Oleh : Samsul Basri, S.Si
I.1. Latar Belakang
(Download Makalah) Perekonomian Indonesia saat ini masih belum stabil, banyak di antara
masyarakat Indonesia hidup di bawah garis kemiskinan. Ini berarti kesejahteraan
dan kemakmuran masyarakat belum tercapai secara maksimal meskipun
jumlah masyarakat miskin pernah mengalami penurunan sebesar 0,54 juta orang pada tahun 2012 dalam selang
waktu enam bulan. Seperti yang dilansir dalam laporan data sosial ekonomi
Indonesia kaitannya dengan kemiskinan, Badan Pusat Statistik (BPS) menyebutkan jumlah
penduduk miskin pada Maret 2012 sebesar 29,13 juta orang (11,96 persen).
Mengalami penurunan sebesar 0,54 juta orang pada september 2012 dengan jumlah
penduduk miskin sebanyak 28,59 juta orang (11,66 persen). Adapun tingkat
pengangguran terbuka di Indonesia sebesar 6,14 persen dari jumlah penduduk.[1]
Islam menyuruh kepada ummatnya untuk membelanjakan harta. Yaitu membelanjakan
harta disertai syarat fi sabilillah, di jalan Allah. Salah satu bentuk
membelanjakan harta di jalan Allah, sekaligus solusi atas kemiskinan yang merupakan dampak dari krisis berkepanjangan adalah sebagaimana ungkapan ketua BAZNAS Prof. KH. Didin Hafidhuddin, hanya ada satu
jawaban sebagai upaya menanggulangi dampak krisis ini adalah dengan zakat.[2]

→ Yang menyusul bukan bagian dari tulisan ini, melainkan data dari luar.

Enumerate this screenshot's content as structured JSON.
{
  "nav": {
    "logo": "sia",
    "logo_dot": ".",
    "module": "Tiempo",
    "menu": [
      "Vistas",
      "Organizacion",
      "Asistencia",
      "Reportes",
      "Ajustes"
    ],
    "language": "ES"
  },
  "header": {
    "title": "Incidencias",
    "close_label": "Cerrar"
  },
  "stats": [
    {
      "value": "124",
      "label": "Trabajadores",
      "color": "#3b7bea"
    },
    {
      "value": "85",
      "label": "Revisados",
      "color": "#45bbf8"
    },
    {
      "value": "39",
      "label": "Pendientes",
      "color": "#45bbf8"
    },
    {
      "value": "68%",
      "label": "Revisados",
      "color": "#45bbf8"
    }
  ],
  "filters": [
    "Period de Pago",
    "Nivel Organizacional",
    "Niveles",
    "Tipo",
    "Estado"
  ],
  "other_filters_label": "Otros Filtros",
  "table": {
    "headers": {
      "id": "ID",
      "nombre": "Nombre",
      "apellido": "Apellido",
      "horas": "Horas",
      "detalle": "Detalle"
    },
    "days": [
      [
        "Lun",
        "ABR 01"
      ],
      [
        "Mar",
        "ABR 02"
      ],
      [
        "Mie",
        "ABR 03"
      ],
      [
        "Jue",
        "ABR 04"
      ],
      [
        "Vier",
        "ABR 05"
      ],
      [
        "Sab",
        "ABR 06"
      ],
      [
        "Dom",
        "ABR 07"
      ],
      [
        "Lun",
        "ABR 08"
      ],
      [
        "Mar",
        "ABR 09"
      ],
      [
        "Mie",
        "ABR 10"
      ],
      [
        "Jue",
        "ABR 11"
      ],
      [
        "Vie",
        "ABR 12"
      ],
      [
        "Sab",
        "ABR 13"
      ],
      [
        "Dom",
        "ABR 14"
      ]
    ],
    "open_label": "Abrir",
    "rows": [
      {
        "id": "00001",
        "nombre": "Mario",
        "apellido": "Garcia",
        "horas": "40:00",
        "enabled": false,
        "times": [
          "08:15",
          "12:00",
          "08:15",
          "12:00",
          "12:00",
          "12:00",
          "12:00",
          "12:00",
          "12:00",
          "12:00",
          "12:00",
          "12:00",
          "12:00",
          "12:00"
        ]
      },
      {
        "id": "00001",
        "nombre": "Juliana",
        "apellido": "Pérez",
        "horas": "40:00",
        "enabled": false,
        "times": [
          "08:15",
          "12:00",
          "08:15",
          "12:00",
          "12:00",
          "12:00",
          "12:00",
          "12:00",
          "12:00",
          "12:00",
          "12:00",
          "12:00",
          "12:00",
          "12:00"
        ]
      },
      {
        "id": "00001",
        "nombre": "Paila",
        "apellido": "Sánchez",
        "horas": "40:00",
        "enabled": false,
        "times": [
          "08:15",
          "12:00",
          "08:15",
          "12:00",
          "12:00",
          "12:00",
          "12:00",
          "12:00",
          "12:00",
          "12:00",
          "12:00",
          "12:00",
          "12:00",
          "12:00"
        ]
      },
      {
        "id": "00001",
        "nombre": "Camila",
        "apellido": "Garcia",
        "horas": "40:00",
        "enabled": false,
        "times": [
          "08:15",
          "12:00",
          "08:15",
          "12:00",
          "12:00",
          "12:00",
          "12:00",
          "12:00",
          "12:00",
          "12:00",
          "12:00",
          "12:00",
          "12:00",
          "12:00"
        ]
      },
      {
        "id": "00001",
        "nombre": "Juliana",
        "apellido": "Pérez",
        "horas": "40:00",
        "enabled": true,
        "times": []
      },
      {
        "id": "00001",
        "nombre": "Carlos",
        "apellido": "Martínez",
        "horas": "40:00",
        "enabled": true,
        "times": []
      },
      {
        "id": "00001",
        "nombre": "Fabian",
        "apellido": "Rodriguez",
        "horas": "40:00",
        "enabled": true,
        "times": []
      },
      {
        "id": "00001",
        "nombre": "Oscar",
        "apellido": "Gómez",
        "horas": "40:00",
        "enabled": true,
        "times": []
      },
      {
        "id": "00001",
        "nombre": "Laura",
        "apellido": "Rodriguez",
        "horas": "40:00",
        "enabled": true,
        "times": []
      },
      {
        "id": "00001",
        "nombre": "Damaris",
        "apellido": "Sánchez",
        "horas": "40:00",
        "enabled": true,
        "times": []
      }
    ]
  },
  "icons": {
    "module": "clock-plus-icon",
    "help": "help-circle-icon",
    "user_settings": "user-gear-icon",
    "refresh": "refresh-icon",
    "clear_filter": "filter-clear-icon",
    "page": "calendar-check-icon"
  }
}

Zakat adalah nama bagi sejumlah harta tertentu yang telah
mencapai syarat tertentu yang diwajibkan oleh Allah untuk dikeluarkan dan didistribusikan
kepada yang berhak menerimanya dengan persyaratan tertentu pula.[3]
Allah telah menegaskan melalui Al-Qur’an ayat 60 di surat
at-Taubah bahwa distribusi zakat hanyalah untuk delapan ashnaf
(golongan). Yaitu golongan fakir dan miskin, amil zakat, para mu’allaf
yang dibujuk hatinya, untuk (memerdekakan budak), gharimin (orang-orang
yang berutang), fii sabilillah (untuk jalan Allah), dan ibnu sabil
(orang-orang yang sedang dalam perjalanan).[4]
Penetapan delapan golongan ini menjelaskan bahwa
Allah-lah yang mengatur pembagian zakat tersebut dan tidak mewakilkan hak
pembagian itu kepada selain-Nya.[5]
Abdullah Abdul Husain at-Tariqi mengatakan, jika harta
sejumlah 4/10 diambil dari kekayaan kelompok kaya dan dijadikan kepemilikan
masyarakat, maka tidak lagi diragukan bahwa harta sejumlah itu akan menjadi
saham kongkret yang mampu membantu pemecahan berbagai persoalan yang dihadapi
bangsa-bangsa di dunia ini.[6]
Dengan melihat pentingnya pemerataan
pendapatan dan potensi dana zakat yang begitu besar, sangat dibutuhkan kajian tentang zakat dan distribusi harta. Sehingga
dana zakat yang terkumpul ini dapat disalurkan dengan benar dan mampu
meningkatkan kesejahteraan masyarakat dalam bidang ekonomi, sekaligus dapat
membantu dalam mengentaskan kemiskinan masyarakat.
Karena itulah masalah utama yang
diangkat dalam tulisan ini adalah mengenai zakat dan distribusi harta.